Yeşim Pınar Kitapçı, içinde bulunduğumuz dönüşüm sürecinde CEO’ların rolünün daha da önemli olacağını söylüyor ve ekliyor: Tepe yöneticiler içinde bulunduğumuz dönüşümün tüm aşamalarında şirketlere liderlik yapmalı. Bütünsel bir yaklaşımla başarıya ulaşılabileceğine inanıyorum, bu da CEO’ların rolünü artırıyor. Her konuda karar alan, direktif veren, her şeyi önceden gören bir liderlik değil, takımıyla birlikte öğrenen, gelişim/öğrenme kanallarını herkes için açık tutan, yenilikler denemek için teşvik eden, yatırımla destekleyen bir liderlik gerekli. Dönüşüm çok hızlı, bu hıza adapte olmak ve önünde gitmek için tepe yönetime yönelik beklentilerin gerçekçi olduğunu düşünüyorum.

Gelişen düşünce yapıları

Yenilik ve değişimi sağlamak için, CEO’lar, şirketlerine tamamen yeni bir yön vermeye hazırlıklı olmalılar. Bunun için, CEO’ların, geleneksel varsayımları ve öğretileri sorgulamaya, yani ilerlemeye engel olan statükoyu sorgulamaya hazır oldukları bir liderlik zihniyetine sahip olmaları gerekiyor. 

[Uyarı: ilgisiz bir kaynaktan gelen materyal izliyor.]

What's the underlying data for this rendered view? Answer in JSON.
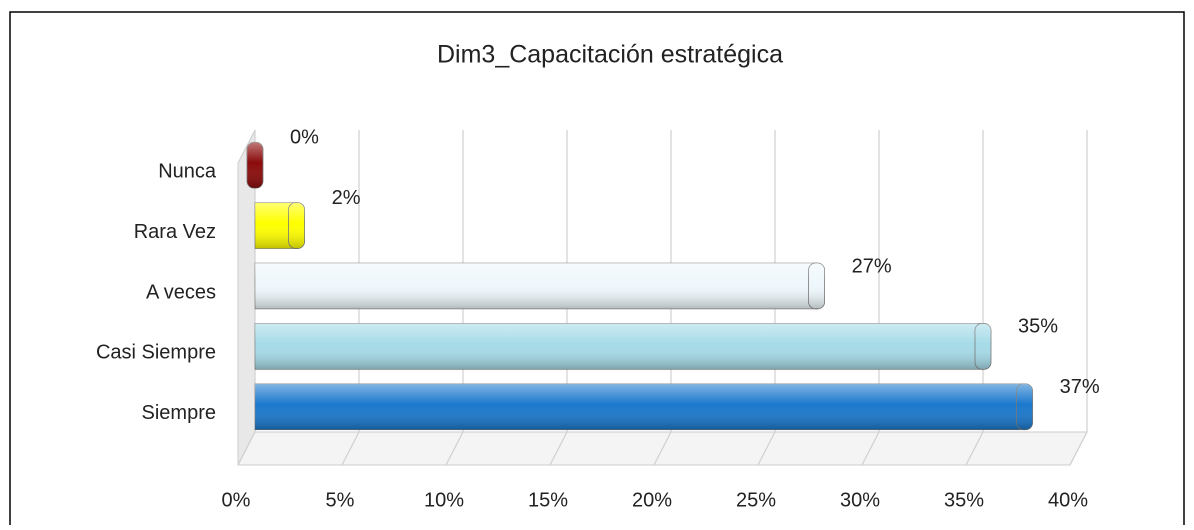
{
  "chart_data": {
    "type": "bar",
    "orientation": "horizontal",
    "title": "Dim3_Capacitación estratégica",
    "categories": [
      "Nunca",
      "Rara Vez",
      "A veces",
      "Casi Siempre",
      "Siempre"
    ],
    "values": [
      0,
      2,
      27,
      35,
      37
    ],
    "value_labels": [
      "0%",
      "2%",
      "27%",
      "35%",
      "37%"
    ],
    "colors": [
      "#8b0a0a",
      "#ffff00",
      "#eef7fb",
      "#a6dbe8",
      "#1a78cc"
    ],
    "xlim": [
      0,
      40
    ],
    "xticks": [
      {
        "value": 0,
        "label": "0%"
      },
      {
        "value": 5,
        "label": "5%"
      },
      {
        "value": 10,
        "label": "10%"
      },
      {
        "value": 15,
        "label": "15%"
      },
      {
        "value": 20,
        "label": "20%"
      },
      {
        "value": 25,
        "label": "25%"
      },
      {
        "value": 30,
        "label": "30%"
      },
      {
        "value": 35,
        "label": "35%"
      },
      {
        "value": 40,
        "label": "40%"
      }
    ],
    "grid": true
  }
}
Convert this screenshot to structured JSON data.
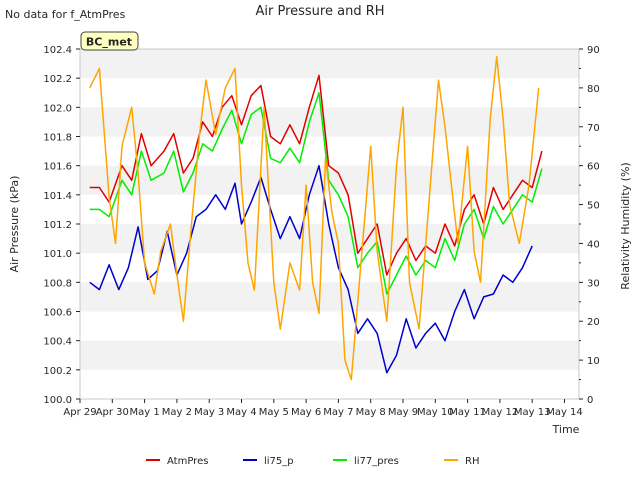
{
  "chart_data": {
    "type": "line",
    "title": "Air Pressure and RH",
    "corner_note": "No data for f_AtmPres",
    "site_badge": "BC_met",
    "xlabel": "Time",
    "ylabel_left": "Air Pressure (kPa)",
    "ylabel_right": "Relativity Humidity (%)",
    "x_ticks": [
      "Apr 29",
      "Apr 30",
      "May 1",
      "May 2",
      "May 3",
      "May 4",
      "May 5",
      "May 6",
      "May 7",
      "May 8",
      "May 9",
      "May 10",
      "May 11",
      "May 12",
      "May 13",
      "May 14"
    ],
    "ylim_left": [
      100.0,
      102.4
    ],
    "y_ticks_left": [
      "100.0",
      "100.2",
      "100.4",
      "100.6",
      "100.8",
      "101.0",
      "101.2",
      "101.4",
      "101.6",
      "101.8",
      "102.0",
      "102.2",
      "102.4"
    ],
    "ylim_right": [
      0,
      90
    ],
    "y_ticks_right": [
      "0",
      "10",
      "20",
      "30",
      "40",
      "50",
      "60",
      "70",
      "80",
      "90"
    ],
    "grid": "horizontal bands",
    "legend_position": "bottom",
    "series": [
      {
        "name": "AtmPres",
        "axis": "left",
        "color": "#e00000",
        "points": [
          [
            0.3,
            101.45
          ],
          [
            0.6,
            101.45
          ],
          [
            0.9,
            101.35
          ],
          [
            1.3,
            101.6
          ],
          [
            1.6,
            101.5
          ],
          [
            1.9,
            101.82
          ],
          [
            2.2,
            101.6
          ],
          [
            2.6,
            101.7
          ],
          [
            2.9,
            101.82
          ],
          [
            3.2,
            101.55
          ],
          [
            3.5,
            101.65
          ],
          [
            3.8,
            101.9
          ],
          [
            4.1,
            101.8
          ],
          [
            4.4,
            102.0
          ],
          [
            4.7,
            102.08
          ],
          [
            5.0,
            101.88
          ],
          [
            5.3,
            102.08
          ],
          [
            5.6,
            102.15
          ],
          [
            5.9,
            101.8
          ],
          [
            6.2,
            101.75
          ],
          [
            6.5,
            101.88
          ],
          [
            6.8,
            101.75
          ],
          [
            7.1,
            102.0
          ],
          [
            7.4,
            102.22
          ],
          [
            7.7,
            101.6
          ],
          [
            8.0,
            101.55
          ],
          [
            8.3,
            101.4
          ],
          [
            8.6,
            101.0
          ],
          [
            8.9,
            101.1
          ],
          [
            9.2,
            101.2
          ],
          [
            9.5,
            100.85
          ],
          [
            9.8,
            101.0
          ],
          [
            10.1,
            101.1
          ],
          [
            10.4,
            100.95
          ],
          [
            10.7,
            101.05
          ],
          [
            11.0,
            101.0
          ],
          [
            11.3,
            101.2
          ],
          [
            11.6,
            101.05
          ],
          [
            11.9,
            101.3
          ],
          [
            12.2,
            101.4
          ],
          [
            12.5,
            101.2
          ],
          [
            12.8,
            101.45
          ],
          [
            13.1,
            101.3
          ],
          [
            13.4,
            101.4
          ],
          [
            13.7,
            101.5
          ],
          [
            14.0,
            101.45
          ],
          [
            14.3,
            101.7
          ]
        ]
      },
      {
        "name": "li75_p",
        "axis": "left",
        "color": "#0000cc",
        "points": [
          [
            0.3,
            100.8
          ],
          [
            0.6,
            100.75
          ],
          [
            0.9,
            100.92
          ],
          [
            1.2,
            100.75
          ],
          [
            1.5,
            100.9
          ],
          [
            1.8,
            101.18
          ],
          [
            2.1,
            100.82
          ],
          [
            2.4,
            100.88
          ],
          [
            2.7,
            101.15
          ],
          [
            3.0,
            100.85
          ],
          [
            3.3,
            101.0
          ],
          [
            3.6,
            101.25
          ],
          [
            3.9,
            101.3
          ],
          [
            4.2,
            101.4
          ],
          [
            4.5,
            101.3
          ],
          [
            4.8,
            101.48
          ],
          [
            5.0,
            101.2
          ],
          [
            5.3,
            101.35
          ],
          [
            5.6,
            101.52
          ],
          [
            5.9,
            101.3
          ],
          [
            6.2,
            101.1
          ],
          [
            6.5,
            101.25
          ],
          [
            6.8,
            101.1
          ],
          [
            7.1,
            101.4
          ],
          [
            7.4,
            101.6
          ],
          [
            7.7,
            101.2
          ],
          [
            8.0,
            100.9
          ],
          [
            8.3,
            100.75
          ],
          [
            8.6,
            100.45
          ],
          [
            8.9,
            100.55
          ],
          [
            9.2,
            100.45
          ],
          [
            9.5,
            100.18
          ],
          [
            9.8,
            100.3
          ],
          [
            10.1,
            100.55
          ],
          [
            10.4,
            100.35
          ],
          [
            10.7,
            100.45
          ],
          [
            11.0,
            100.52
          ],
          [
            11.3,
            100.4
          ],
          [
            11.6,
            100.6
          ],
          [
            11.9,
            100.75
          ],
          [
            12.2,
            100.55
          ],
          [
            12.5,
            100.7
          ],
          [
            12.8,
            100.72
          ],
          [
            13.1,
            100.85
          ],
          [
            13.4,
            100.8
          ],
          [
            13.7,
            100.9
          ],
          [
            14.0,
            101.05
          ]
        ]
      },
      {
        "name": "li77_pres",
        "axis": "left",
        "color": "#00ee00",
        "points": [
          [
            0.3,
            101.3
          ],
          [
            0.6,
            101.3
          ],
          [
            0.9,
            101.25
          ],
          [
            1.3,
            101.5
          ],
          [
            1.6,
            101.4
          ],
          [
            1.9,
            101.7
          ],
          [
            2.2,
            101.5
          ],
          [
            2.6,
            101.55
          ],
          [
            2.9,
            101.7
          ],
          [
            3.2,
            101.42
          ],
          [
            3.5,
            101.55
          ],
          [
            3.8,
            101.75
          ],
          [
            4.1,
            101.7
          ],
          [
            4.4,
            101.85
          ],
          [
            4.7,
            101.98
          ],
          [
            5.0,
            101.75
          ],
          [
            5.3,
            101.95
          ],
          [
            5.6,
            102.0
          ],
          [
            5.9,
            101.65
          ],
          [
            6.2,
            101.62
          ],
          [
            6.5,
            101.72
          ],
          [
            6.8,
            101.62
          ],
          [
            7.1,
            101.9
          ],
          [
            7.4,
            102.1
          ],
          [
            7.7,
            101.5
          ],
          [
            8.0,
            101.4
          ],
          [
            8.3,
            101.25
          ],
          [
            8.6,
            100.9
          ],
          [
            8.9,
            101.0
          ],
          [
            9.2,
            101.08
          ],
          [
            9.5,
            100.72
          ],
          [
            9.8,
            100.85
          ],
          [
            10.1,
            100.98
          ],
          [
            10.4,
            100.85
          ],
          [
            10.7,
            100.95
          ],
          [
            11.0,
            100.9
          ],
          [
            11.3,
            101.1
          ],
          [
            11.6,
            100.95
          ],
          [
            11.9,
            101.2
          ],
          [
            12.2,
            101.3
          ],
          [
            12.5,
            101.1
          ],
          [
            12.8,
            101.32
          ],
          [
            13.1,
            101.2
          ],
          [
            13.4,
            101.3
          ],
          [
            13.7,
            101.4
          ],
          [
            14.0,
            101.35
          ],
          [
            14.3,
            101.58
          ]
        ]
      },
      {
        "name": "RH",
        "axis": "right",
        "color": "#ffa500",
        "points": [
          [
            0.3,
            80
          ],
          [
            0.6,
            85
          ],
          [
            0.9,
            52
          ],
          [
            1.1,
            40
          ],
          [
            1.3,
            65
          ],
          [
            1.6,
            75
          ],
          [
            1.8,
            58
          ],
          [
            2.0,
            35
          ],
          [
            2.3,
            27
          ],
          [
            2.5,
            38
          ],
          [
            2.8,
            45
          ],
          [
            3.0,
            32
          ],
          [
            3.2,
            20
          ],
          [
            3.4,
            40
          ],
          [
            3.7,
            68
          ],
          [
            3.9,
            82
          ],
          [
            4.2,
            68
          ],
          [
            4.5,
            80
          ],
          [
            4.8,
            85
          ],
          [
            5.0,
            55
          ],
          [
            5.2,
            35
          ],
          [
            5.4,
            28
          ],
          [
            5.7,
            75
          ],
          [
            6.0,
            30
          ],
          [
            6.2,
            18
          ],
          [
            6.5,
            35
          ],
          [
            6.8,
            28
          ],
          [
            7.0,
            55
          ],
          [
            7.2,
            30
          ],
          [
            7.4,
            22
          ],
          [
            7.6,
            62
          ],
          [
            7.8,
            48
          ],
          [
            8.0,
            40
          ],
          [
            8.2,
            10
          ],
          [
            8.4,
            5
          ],
          [
            8.7,
            35
          ],
          [
            9.0,
            65
          ],
          [
            9.2,
            38
          ],
          [
            9.5,
            20
          ],
          [
            9.8,
            60
          ],
          [
            10.0,
            75
          ],
          [
            10.2,
            30
          ],
          [
            10.5,
            18
          ],
          [
            10.8,
            50
          ],
          [
            11.1,
            82
          ],
          [
            11.3,
            70
          ],
          [
            11.5,
            55
          ],
          [
            11.7,
            40
          ],
          [
            12.0,
            65
          ],
          [
            12.2,
            38
          ],
          [
            12.4,
            30
          ],
          [
            12.7,
            72
          ],
          [
            12.9,
            88
          ],
          [
            13.1,
            72
          ],
          [
            13.3,
            50
          ],
          [
            13.6,
            40
          ],
          [
            13.9,
            55
          ],
          [
            14.2,
            80
          ]
        ]
      }
    ]
  }
}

Öncelikle, şirket yöneticileri, müşterileriyle yakın ilişki içinde olmalı, onlarla diyaloğu sürdürmeli ve değişen değer ve ihtiyaçlarını anlamalıdır. Örneğin; CEO’lar, müşterilerin şirket yöneticilerinin toplumsal konulardaki duruşunu bilmek istediklerinin farkında. Küresel CEO’ların yüzde 71’i ve Türkiye’deki CEO’ların yüzde 56’sı, şirketlerinin çevre, sosyal sorumluluk ve yönetişim politikalarının, müşterilerinin değerlerini yansıtmasını sağlamanın kişisel sorumlulukları olduğunu düşündüklerini belirtiyor. Küreselde yüzde 55 ve Türkiye’de yüzde 36 ise, “Şirket olarak uzun vadeli ve sürdürülebilir bir başarı elde etmek istiyorsak, salt finansal büyümeden fazlasını hedeflemeliyiz.” diyor.

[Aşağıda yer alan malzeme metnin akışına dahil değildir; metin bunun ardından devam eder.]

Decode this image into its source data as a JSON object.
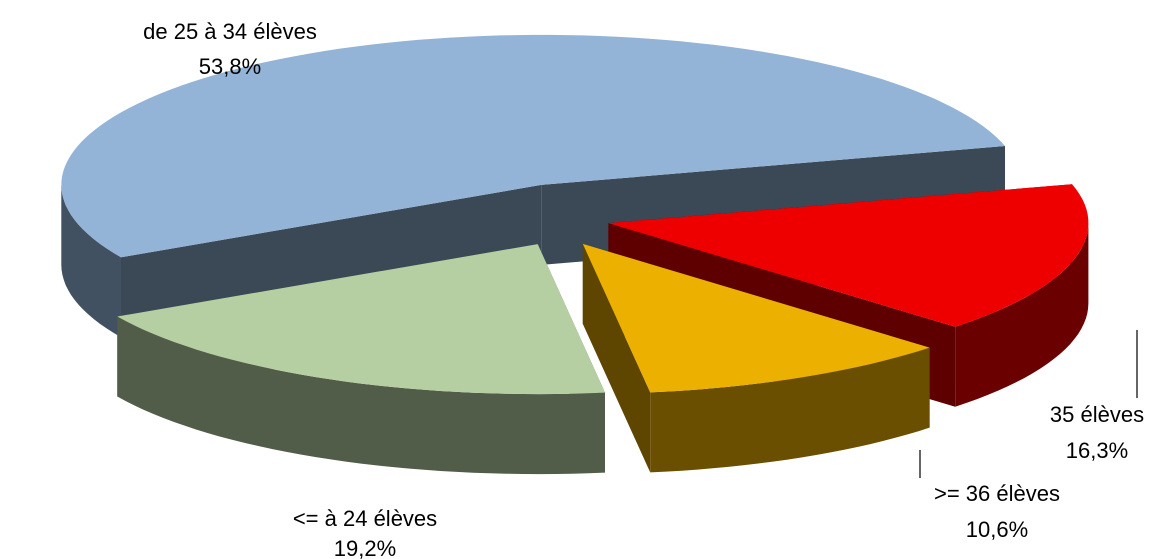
{
  "chart_data": {
    "type": "pie3d",
    "categories": [
      "35 élèves",
      ">= 36 élèves",
      "<= à 24 élèves",
      "de 25 à 34 élèves"
    ],
    "values": [
      16.3,
      10.6,
      19.2,
      53.8
    ],
    "value_labels": [
      "16,3%",
      "10,6%",
      "19,2%",
      "53,8%"
    ],
    "colors": [
      "#ee0000",
      "#ebb000",
      "#b6cfa2",
      "#93b4d7"
    ]
  }
}
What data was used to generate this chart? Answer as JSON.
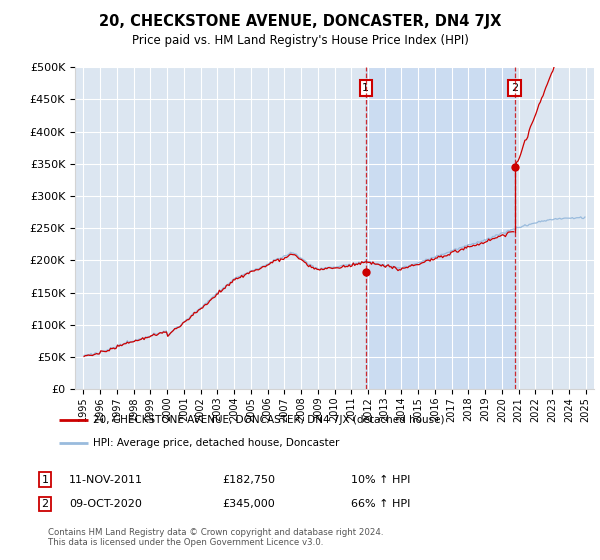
{
  "title": "20, CHECKSTONE AVENUE, DONCASTER, DN4 7JX",
  "subtitle": "Price paid vs. HM Land Registry's House Price Index (HPI)",
  "ylim": [
    0,
    500000
  ],
  "yticks": [
    0,
    50000,
    100000,
    150000,
    200000,
    250000,
    300000,
    350000,
    400000,
    450000,
    500000
  ],
  "plot_background": "#dce6f1",
  "shade_color": "#c5d9f1",
  "line_color_red": "#cc0000",
  "line_color_blue": "#99bbdd",
  "transaction1_x": 2011.87,
  "transaction1_y": 182750,
  "transaction2_x": 2020.77,
  "transaction2_y": 345000,
  "transaction1_date": "11-NOV-2011",
  "transaction1_price": "£182,750",
  "transaction1_hpi": "10% ↑ HPI",
  "transaction2_date": "09-OCT-2020",
  "transaction2_price": "£345,000",
  "transaction2_hpi": "66% ↑ HPI",
  "legend_label_red": "20, CHECKSTONE AVENUE, DONCASTER, DN4 7JX (detached house)",
  "legend_label_blue": "HPI: Average price, detached house, Doncaster",
  "footer": "Contains HM Land Registry data © Crown copyright and database right 2024.\nThis data is licensed under the Open Government Licence v3.0.",
  "xlim_start": 1994.5,
  "xlim_end": 2025.5
}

İkinci olarak CEO’ların, müşterilerin talep ve ihtiyaçlarına dair verilere dayalı öngörüler ile kendi uzmanlık ve sezgileri arasında bir denge kurmaları gerekiyor. Küresel CEO’ların yüzde 71’inin ve Türk CEO’ların yüzde 76’sı kendi tecrübe veya sezgileriyle çeliştiği için verilere dayalı öngörüleri dikkate almadıklarını belirttiklerini gözlemledik. Gitgide daha sofistike hale gelen analitik çalışmalardan faydalanabilmek için CEO’lar, önlerine gelen bulgulara güvenip güvenemeyeceklerinden emin olmalılar. 

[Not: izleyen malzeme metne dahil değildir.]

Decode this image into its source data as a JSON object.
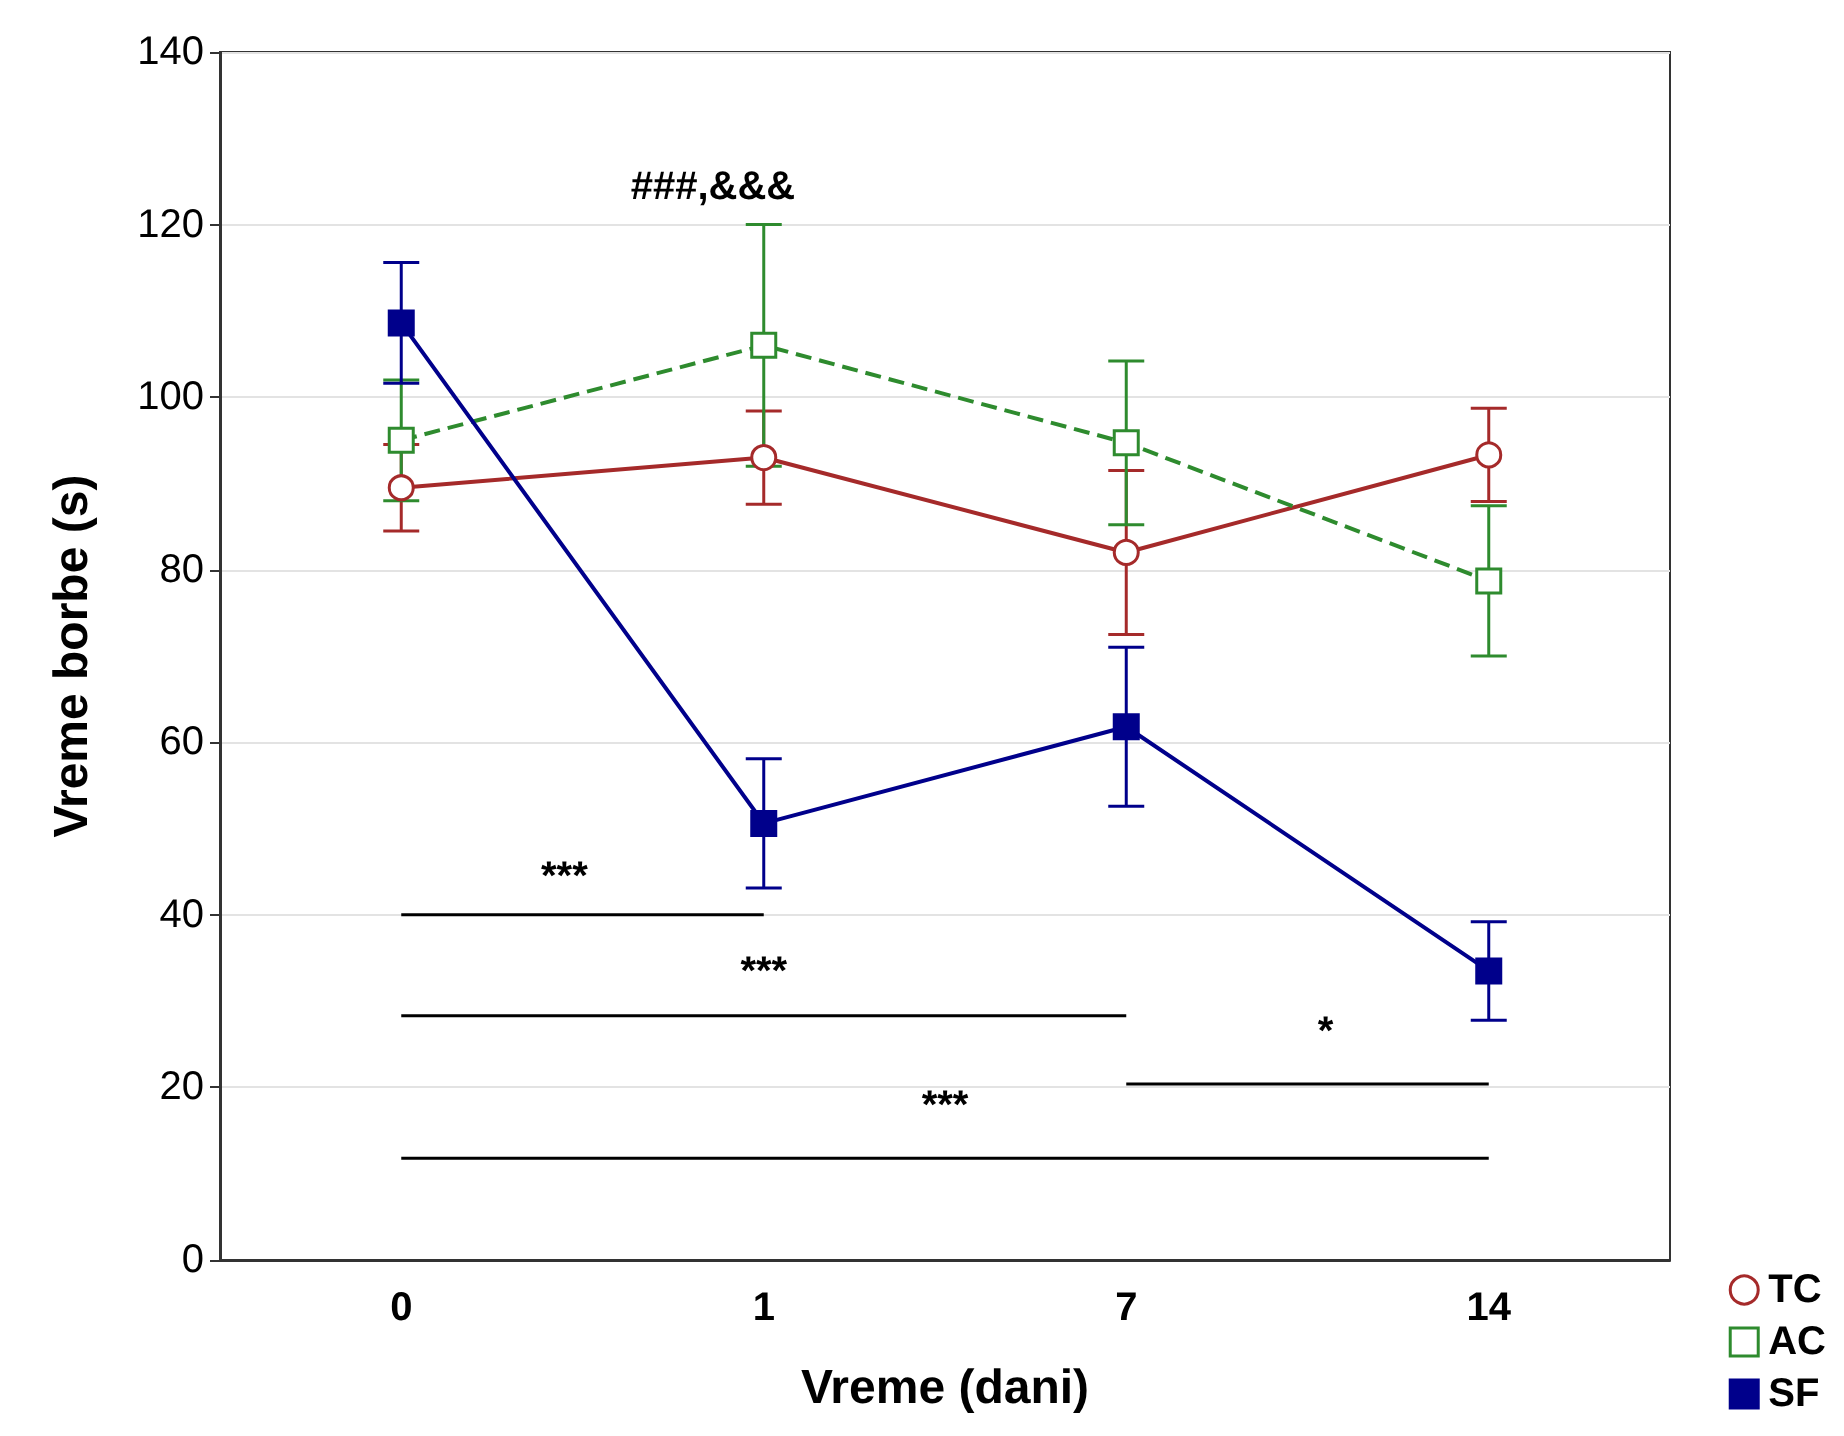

Üçüncü olarak, değişmeye istekli olmanın bir zayıflık değil, aksine bir güç olarak kabul edildiği bir ortam yaratmaları gerekiyor. Pek çok CEO, bir başarısızlıktan toparlanma için gereken duygusal uyum becerisini geliştirmiştir. Küresel CEO’ların yüzde 74’ü, Türkiye’de ise yüzde 72’si kariyerlerinin başında çok yanlış bir adım attıklarını ancak yanlışlarından ders çıkararak kendilerini geliştirdiklerini belirtti.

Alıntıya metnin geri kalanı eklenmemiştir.